De même ma tentative de typologie et donc de catégorisation que je tente justement d'illustrer en citant les strutures les plus représentatives (quant à leur mission principale) de la problèmatique "procédure/placement" pour la différencier de la problèmatique "Processus/education" vaut ce que vaut toute typologie ; elle est réductrice et peut toucher à la caricature.
Ce qu'il faut en revanche retenir de mon propos, en tout cas ce à quoi je tiens, c'est justement la nécessité selon moi de bien distinguer les deux problèmatiques.
Pour avoir travaillé en mission locale, en avoir monté une et l'avoir dirigé, pour avoir également piloté une PAIO en tant directeur de CIO et entrenu de multiples relations avec différents réseaux (y compris des actions de formation) je crois pouvoir affirmer que pour la plus part (CIO compris) leurs interventions sont le plus souvent induites par une forme d'urgence à trouver une solution, urgence liée à une échéance imposée par des "procédures".
La "segmentation" du public en fonction de son âge ou de son statut (et donc des droits qui y sont attachés) ou de son niveau de formation, qui prévaut actuellement pour délimiter les champs de compétences des différentes structures, ne me semble par la plus pertinente pour répondre de manière satisfaisante aux besoins du public. Il faut "segmenter" selon moi à partir de ce que nous savons et avons appris de la démarche d'orientation et donc du processus. La proximité avec le public c'est déjà de partir de sa logique de sa démarche et non pas d'une logique de dispositif et de financement qui elle dépend plutôt de l'histoire des institutions et des organismes.
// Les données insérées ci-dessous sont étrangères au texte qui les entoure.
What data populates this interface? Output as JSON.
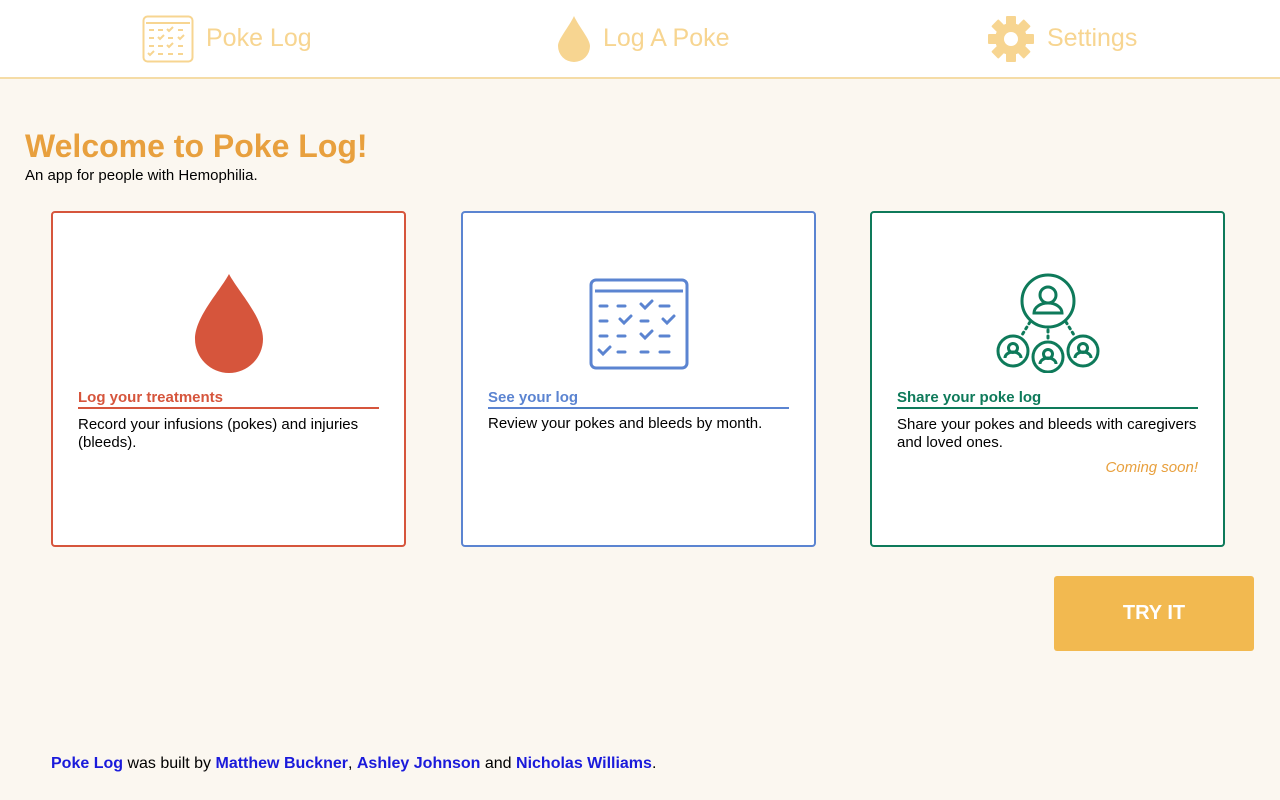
{
  "nav": {
    "items": [
      {
        "label": "Poke Log",
        "icon": "calendar-check-icon"
      },
      {
        "label": "Log A Poke",
        "icon": "drop-icon"
      },
      {
        "label": "Settings",
        "icon": "gear-icon"
      }
    ],
    "color": "#f7d591"
  },
  "welcome": {
    "title": "Welcome to Poke Log!",
    "subtitle": "An app for people with Hemophilia."
  },
  "cards": [
    {
      "title": "Log your treatments",
      "text": "Record your infusions (pokes) and injuries (bleeds).",
      "icon": "blood-drop-icon",
      "color": "#d6553c"
    },
    {
      "title": "See your log",
      "text": "Review your pokes and bleeds by month.",
      "icon": "calendar-check-icon",
      "color": "#5b84d1"
    },
    {
      "title": "Share your poke log",
      "text": "Share your pokes and bleeds with caregivers and loved ones.",
      "note": "Coming soon!",
      "icon": "share-users-icon",
      "color": "#0e7a5a"
    }
  ],
  "try_button": {
    "label": "TRY IT",
    "color": "#f2b950"
  },
  "footer": {
    "app_name": "Poke Log",
    "built_by": " was built by ",
    "authors": [
      "Matthew Buckner",
      "Ashley Johnson",
      "Nicholas Williams"
    ],
    "sep1": ", ",
    "sep2": " and ",
    "end": "."
  }
}
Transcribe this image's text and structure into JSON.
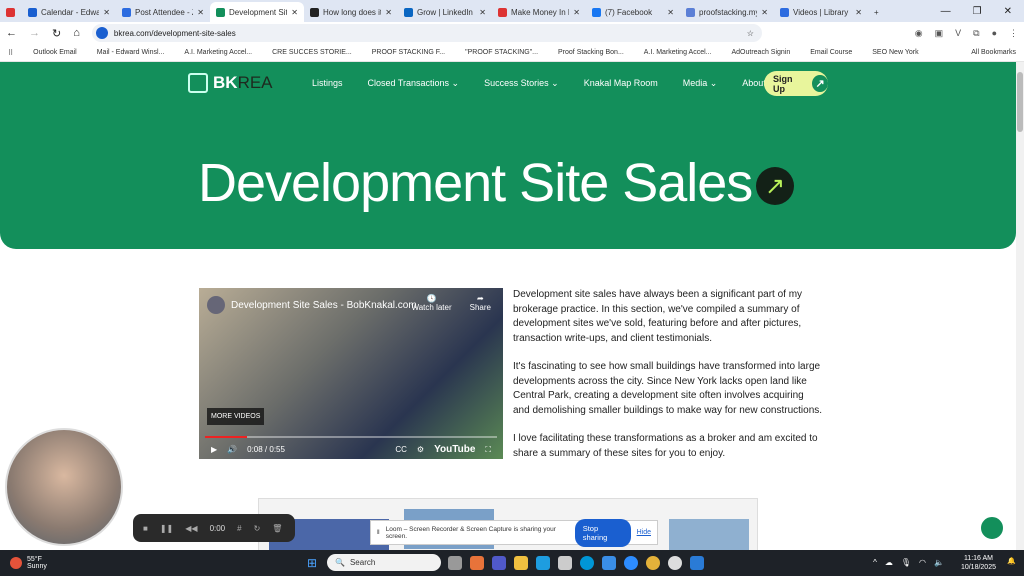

Se préparer à des choix à faire un jour, sans que ce jour soit déjà précisé ou connu, se préparer quand on estime encore lointain le moment où il faudra émettre ce choix, ce n'est pas se décider, effectivement choisir et donc renoncer. Accompagner la préparation d'un choix et accompagner une décision correspond à deux besoins différents qui induisent des modes d'accompagnement différents et aussi des types de responsabilité différents pour celui qui accompagne. Pour être différents ces besoins d'accompagnement n sont pas étrangers et sans lien, mais il ne sont pas à confondre. Je crois plus opérant de distinguer les besoins du publics en fonctions de l'axe "processus - procédures" qu'en fonction de son âge, statut ou niveau de formation. Ceci permet au moins de pointer le manque de préparation et d'éducation aux choix et d'identifier un besoin du public, première étape pour le prendre en compte et tenter de déployer des moyens pour le satisfaire.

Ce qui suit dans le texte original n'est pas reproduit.